In 6th grade, the typical challenges of being a preteen were exacerbated by my parents’ divorce at home and the daily increase of my tics due to TS. I even left school early on multiple occasions due to migraines caused by a tic during which I would painfully roll my eyes into the back of my head. That year, my school nurse disclosed to my mom that there was a 2nd grade boy named Quinn who had recently been diagnosed with Tourette’s Syndrome, and was struggling in school. She wondered if I could talk to him from time to time in order to help him cope with the diagnosis and succeed in school. I agreed to meet Quinn, because I had experienced similar difficulties, and hoped I could alleviate some of his stress and confusion. Upon meeting, we immediately clicked. He and I were both Jets fans, video game enthusiasts, and had never – knowingly – been with another kid who had Tourette’s. It was refreshing to be around someone who did not care if you disapprovingly shook your head without reason or coughed when you were not sick. Talking with him allowed me to give advice on dealing with TS and provided an opportunity to vent about how TS affected me. When a person has had similar experiences to you, it feels like they have an elevated ability to listen. Hearing how he dealt everyday with issues that I did as well lessened my feelings of loneliness: I was not in this fight alone.

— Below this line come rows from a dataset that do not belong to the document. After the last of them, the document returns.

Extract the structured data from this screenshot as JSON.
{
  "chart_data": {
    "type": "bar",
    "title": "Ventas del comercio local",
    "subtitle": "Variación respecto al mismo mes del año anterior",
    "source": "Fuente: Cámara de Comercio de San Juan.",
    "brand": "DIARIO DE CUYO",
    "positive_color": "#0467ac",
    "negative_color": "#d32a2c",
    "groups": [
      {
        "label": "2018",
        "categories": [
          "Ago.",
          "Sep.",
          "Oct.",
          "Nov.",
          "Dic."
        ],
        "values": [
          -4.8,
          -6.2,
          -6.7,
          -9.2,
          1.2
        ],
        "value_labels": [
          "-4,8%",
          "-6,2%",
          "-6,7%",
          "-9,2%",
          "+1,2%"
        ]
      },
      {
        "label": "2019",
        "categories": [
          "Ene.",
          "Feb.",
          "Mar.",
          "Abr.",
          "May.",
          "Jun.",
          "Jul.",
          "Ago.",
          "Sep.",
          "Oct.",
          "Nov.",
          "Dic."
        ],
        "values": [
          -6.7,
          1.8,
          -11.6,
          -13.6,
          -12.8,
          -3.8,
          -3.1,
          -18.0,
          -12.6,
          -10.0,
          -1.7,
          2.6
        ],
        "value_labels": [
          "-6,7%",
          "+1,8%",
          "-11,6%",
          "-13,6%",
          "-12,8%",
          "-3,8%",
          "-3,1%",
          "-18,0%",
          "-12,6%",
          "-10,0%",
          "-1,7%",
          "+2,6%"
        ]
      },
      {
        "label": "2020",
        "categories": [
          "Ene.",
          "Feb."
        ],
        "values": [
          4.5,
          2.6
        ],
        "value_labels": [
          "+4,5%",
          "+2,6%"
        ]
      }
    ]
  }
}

My nurse connected me with the New Jersey Center for Tourette’s Syndrome, my state’s organization for TS, and when I was 12, I was given my first assignment as a youth advocate for NJCTS. It was certainly a daunting one: I would assist a medical doctor in presenting to Grand Rounds at Hackensack Hospital, an event that would have an audience of approximately 80 medical students and doctors. I was terrified! I had never spoken about Tourette’s to more than one or two of my friends at a time, let alone a large group of medical professionals. Meeting before Grand Rounds, the doctor said he would handle the medical-speak, and I would talk about my personal experiences having TS; I had plenty of them! He made his presentation, using scientific words I had never heard before; then came the time for the audience to ask questions. To my surprise, almost every question was directed toward me and my life with Tourette’s. I felt proud to be able to assist in medical professionals’ understandings of TS by fielding their personal questions. This experience of talking to doctors about Tourette’s provided me with a newfound confidence that I could educate and support all who sought to learn about the disorder.
Now, instead of feeling held back or disadvantaged, I know that I can conquer my Tourette’s Syndrome, while still spreading awareness to thousands of children, getting straight A’s in the years which are usually considered the hardest of high school, and captaining both a Cross Country/Track and Ultimate Frisbee team. My experiences throughout the years and my continued efforts of leadership and awareness have shown me that I know who I am and will tackle any challenge that may arise in the future.